The Delaware accident offered a rare glimpse into an industry in which billions of domesticated honeybees buzz up and down American highways every year, experts say, shipped off to Maine and Massachusetts to pollinate blueberries or cranberries or all the way out to California to pollinate almond groves.

They're driven during the day, and the wind prevents them from flying out. The drivers sleep at night, when the bees huddle close inside the hives to stay warm.

"It's a huge part of American farming," said Keith Seifert, 25, of the Sweet Bee Co. near Orlando, Fla. "It's a big loss for all of us when something like this happens."

North America's population of wild honeybees is almost nonexistent, decimated by mites and by colony-collapse disorder, the sudden death of a colony's worker bees, the experts said. And without these convoys of domesticated bees trucking around, the grocery store would be a different place.

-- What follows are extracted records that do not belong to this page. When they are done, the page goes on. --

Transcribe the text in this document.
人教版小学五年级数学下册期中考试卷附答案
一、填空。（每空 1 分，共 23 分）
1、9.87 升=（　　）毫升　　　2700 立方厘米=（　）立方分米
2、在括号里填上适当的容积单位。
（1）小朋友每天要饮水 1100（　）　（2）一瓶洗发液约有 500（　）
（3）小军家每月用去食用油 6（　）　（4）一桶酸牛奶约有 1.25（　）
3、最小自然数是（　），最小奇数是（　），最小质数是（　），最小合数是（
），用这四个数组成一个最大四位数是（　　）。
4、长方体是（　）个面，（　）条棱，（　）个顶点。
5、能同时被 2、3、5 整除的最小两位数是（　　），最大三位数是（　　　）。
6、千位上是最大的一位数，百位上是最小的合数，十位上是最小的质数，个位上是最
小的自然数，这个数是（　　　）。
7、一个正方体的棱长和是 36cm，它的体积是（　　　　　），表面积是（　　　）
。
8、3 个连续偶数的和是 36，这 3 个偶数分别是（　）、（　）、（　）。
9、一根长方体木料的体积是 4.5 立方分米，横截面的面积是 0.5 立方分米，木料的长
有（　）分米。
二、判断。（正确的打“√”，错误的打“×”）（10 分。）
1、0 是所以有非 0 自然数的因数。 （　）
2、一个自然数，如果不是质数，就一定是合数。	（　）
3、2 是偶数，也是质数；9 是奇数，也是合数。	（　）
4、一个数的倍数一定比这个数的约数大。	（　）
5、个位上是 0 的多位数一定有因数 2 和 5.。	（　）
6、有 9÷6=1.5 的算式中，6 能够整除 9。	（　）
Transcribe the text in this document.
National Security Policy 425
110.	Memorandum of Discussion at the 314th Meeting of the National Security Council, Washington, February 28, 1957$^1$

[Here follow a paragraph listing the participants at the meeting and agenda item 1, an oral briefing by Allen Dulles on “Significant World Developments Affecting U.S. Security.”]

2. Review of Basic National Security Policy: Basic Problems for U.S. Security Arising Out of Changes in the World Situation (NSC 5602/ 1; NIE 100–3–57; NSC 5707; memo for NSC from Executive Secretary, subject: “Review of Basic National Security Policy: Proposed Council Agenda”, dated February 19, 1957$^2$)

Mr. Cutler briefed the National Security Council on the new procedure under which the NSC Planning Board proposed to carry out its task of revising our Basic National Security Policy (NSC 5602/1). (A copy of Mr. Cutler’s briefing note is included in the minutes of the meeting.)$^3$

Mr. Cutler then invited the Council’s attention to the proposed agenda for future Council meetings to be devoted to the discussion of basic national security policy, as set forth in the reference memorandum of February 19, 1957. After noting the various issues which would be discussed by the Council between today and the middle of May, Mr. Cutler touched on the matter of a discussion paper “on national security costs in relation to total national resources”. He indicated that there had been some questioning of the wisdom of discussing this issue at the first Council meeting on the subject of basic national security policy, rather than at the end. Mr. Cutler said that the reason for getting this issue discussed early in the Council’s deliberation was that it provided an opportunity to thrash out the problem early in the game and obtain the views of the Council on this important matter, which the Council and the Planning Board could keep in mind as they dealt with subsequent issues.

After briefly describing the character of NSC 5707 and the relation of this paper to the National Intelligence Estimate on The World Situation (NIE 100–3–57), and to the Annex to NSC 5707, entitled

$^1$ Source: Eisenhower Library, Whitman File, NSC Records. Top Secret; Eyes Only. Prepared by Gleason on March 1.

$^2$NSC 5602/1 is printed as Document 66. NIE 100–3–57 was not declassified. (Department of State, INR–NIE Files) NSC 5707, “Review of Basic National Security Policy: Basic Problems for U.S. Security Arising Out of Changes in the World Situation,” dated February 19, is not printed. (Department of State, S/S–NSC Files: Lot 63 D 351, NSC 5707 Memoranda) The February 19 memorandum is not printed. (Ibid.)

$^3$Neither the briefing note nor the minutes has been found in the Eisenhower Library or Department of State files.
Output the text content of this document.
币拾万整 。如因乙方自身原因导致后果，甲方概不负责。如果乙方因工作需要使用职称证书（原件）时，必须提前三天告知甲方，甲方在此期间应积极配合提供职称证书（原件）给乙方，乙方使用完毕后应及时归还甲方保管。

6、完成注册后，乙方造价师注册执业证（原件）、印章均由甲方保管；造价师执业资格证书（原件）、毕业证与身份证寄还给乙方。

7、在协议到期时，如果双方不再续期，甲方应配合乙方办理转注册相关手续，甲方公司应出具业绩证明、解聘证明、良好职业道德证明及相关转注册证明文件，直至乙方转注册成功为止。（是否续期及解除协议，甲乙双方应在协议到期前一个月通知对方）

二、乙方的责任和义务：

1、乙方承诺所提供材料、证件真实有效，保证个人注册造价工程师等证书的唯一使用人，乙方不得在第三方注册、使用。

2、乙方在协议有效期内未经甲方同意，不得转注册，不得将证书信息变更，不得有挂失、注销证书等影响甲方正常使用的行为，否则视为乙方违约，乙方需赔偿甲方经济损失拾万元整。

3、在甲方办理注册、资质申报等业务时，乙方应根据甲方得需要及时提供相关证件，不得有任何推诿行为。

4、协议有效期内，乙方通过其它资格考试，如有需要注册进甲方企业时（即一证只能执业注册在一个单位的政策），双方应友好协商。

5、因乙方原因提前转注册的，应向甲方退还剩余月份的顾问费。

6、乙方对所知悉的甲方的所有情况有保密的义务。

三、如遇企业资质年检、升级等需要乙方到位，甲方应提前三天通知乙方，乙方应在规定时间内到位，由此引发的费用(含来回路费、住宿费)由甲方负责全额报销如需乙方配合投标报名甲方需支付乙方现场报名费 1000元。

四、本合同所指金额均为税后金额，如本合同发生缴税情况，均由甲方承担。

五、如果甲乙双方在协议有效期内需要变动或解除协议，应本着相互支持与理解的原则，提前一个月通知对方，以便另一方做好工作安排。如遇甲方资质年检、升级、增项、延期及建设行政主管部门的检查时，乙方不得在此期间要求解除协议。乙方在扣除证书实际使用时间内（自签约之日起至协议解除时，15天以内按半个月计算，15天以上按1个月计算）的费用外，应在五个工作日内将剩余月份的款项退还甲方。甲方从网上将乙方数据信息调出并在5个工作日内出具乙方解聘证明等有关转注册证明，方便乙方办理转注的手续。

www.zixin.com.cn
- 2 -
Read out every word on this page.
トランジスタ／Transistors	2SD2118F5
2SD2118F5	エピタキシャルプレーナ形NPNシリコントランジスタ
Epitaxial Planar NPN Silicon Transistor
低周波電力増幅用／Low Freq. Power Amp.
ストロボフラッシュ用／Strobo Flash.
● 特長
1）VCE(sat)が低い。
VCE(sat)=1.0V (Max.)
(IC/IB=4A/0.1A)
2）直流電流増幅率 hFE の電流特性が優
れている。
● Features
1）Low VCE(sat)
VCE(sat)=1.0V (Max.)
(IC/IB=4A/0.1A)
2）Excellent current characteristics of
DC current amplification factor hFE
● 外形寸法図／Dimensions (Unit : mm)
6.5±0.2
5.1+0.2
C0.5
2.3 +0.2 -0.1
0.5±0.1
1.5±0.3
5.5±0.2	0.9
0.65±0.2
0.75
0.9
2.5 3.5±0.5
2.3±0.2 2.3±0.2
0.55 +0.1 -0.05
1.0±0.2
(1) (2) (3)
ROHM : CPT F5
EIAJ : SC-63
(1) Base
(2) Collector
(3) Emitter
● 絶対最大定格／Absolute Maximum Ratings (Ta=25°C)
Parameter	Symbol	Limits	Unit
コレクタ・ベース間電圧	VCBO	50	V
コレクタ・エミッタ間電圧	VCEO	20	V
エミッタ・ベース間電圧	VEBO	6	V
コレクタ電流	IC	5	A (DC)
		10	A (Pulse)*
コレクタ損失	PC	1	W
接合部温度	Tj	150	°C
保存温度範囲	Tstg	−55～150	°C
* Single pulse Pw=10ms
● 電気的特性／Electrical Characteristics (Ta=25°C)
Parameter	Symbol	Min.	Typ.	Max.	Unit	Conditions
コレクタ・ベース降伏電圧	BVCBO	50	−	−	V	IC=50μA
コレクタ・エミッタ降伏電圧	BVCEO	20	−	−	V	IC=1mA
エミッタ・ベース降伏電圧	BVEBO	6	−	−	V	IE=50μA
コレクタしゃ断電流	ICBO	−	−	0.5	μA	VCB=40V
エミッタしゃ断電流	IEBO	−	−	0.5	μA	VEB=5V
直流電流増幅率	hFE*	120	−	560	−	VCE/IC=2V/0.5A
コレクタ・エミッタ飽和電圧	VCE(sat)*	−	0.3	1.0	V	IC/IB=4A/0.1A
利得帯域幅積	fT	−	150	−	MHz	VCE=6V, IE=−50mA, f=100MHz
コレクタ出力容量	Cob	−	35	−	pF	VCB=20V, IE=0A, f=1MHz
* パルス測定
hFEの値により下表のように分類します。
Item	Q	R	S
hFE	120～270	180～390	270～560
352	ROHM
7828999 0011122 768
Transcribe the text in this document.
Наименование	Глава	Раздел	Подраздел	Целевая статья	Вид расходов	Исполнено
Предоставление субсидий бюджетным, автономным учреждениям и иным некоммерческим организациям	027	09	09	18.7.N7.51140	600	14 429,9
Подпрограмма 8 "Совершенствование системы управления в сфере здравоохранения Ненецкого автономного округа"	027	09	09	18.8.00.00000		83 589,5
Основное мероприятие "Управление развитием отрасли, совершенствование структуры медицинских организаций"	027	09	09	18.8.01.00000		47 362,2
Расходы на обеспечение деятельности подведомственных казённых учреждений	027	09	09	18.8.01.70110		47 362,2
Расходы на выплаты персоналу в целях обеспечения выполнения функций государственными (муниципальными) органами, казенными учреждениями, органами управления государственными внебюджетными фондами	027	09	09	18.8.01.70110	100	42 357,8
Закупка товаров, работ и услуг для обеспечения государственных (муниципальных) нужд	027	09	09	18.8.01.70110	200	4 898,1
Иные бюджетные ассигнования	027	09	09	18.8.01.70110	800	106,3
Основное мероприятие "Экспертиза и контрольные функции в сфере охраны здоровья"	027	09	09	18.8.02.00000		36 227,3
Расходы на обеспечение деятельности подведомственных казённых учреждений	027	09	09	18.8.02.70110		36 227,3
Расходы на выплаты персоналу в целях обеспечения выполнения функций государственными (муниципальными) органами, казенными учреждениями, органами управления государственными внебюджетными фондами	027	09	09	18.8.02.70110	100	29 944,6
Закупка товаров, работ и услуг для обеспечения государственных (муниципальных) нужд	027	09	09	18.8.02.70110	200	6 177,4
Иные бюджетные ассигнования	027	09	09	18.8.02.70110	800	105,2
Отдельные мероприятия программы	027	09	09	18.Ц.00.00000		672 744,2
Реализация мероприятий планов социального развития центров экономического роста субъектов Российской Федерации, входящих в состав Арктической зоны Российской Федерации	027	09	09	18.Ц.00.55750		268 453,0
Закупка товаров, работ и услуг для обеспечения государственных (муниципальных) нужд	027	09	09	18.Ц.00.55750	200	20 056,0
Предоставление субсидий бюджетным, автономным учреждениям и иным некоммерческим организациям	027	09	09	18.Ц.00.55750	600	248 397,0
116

"About one-third of the world's crops wouldn't exist without honeybees," said Bill Leitzinger, vice president of the Delaware Beekeepers Association. "They are essential, and without them there's no blueberries, no apples, no almonds."

The Bee Team

That's why Harvey's Honey in Monroeville, Salem County, N.J., sprang into action Tuesday after the 2007 Freightliner tractor-trailer driven by Adolfo Guerro, 55, of Miami, overturned as it tried to negotiate the I-95 on-ramp from Delaware Route 896 northbound.

"Beekeepers help out beekeepers," said Rob Harvey, 35. "We know how important they are."

Agitated and confused by all the mayhem, the bees swarmed around the crash scene to defend the individual queens inside each hive, stinging Guerro and two other passengers, both Florida men, up to 100 times. Guerro later was issued a citation for having an unsafe load, authorities said.

The swarming bees prompted Delaware State Police to activate a "Honey Bee Swarm Removal Plan," which includes bringing in beekeepers like those from Harvey's Honey, in business since 1979.

Harvey said the swarms were still thick, the bees still angry, after he and a half-dozen co-workers made the 30-mile trek west to Newark.

"It was a pretty good mess down there, for sure," Harvey said. "They were still pissed off."

Harvey said his crew suffered dozens of stings but managed to salvage about 275 hives - millions of bees - and hauled them back to the family operation on Route 40 that's usually home to 4,000 hives. Each hive lives and dies by its queen, and depending on the condition of each queen inside and how high the bees' general stress levels rose, Harvey said, it was still touch-and-go.

"They're still angry right now," Harvey's mother, Dottie Harvey, 58, said yesterday at the family farm in Monroeville. "They're out there flying all over the place."

Meanwhile, that disoriented bee on Old Cooches Bridge Road had found a friend in Lisa Hoberg.

"I'm a real tree hugger," Hoberg said. "I was hoping I would see one after I heard [about the accident]. All you ever see are wasps and carpenter bees."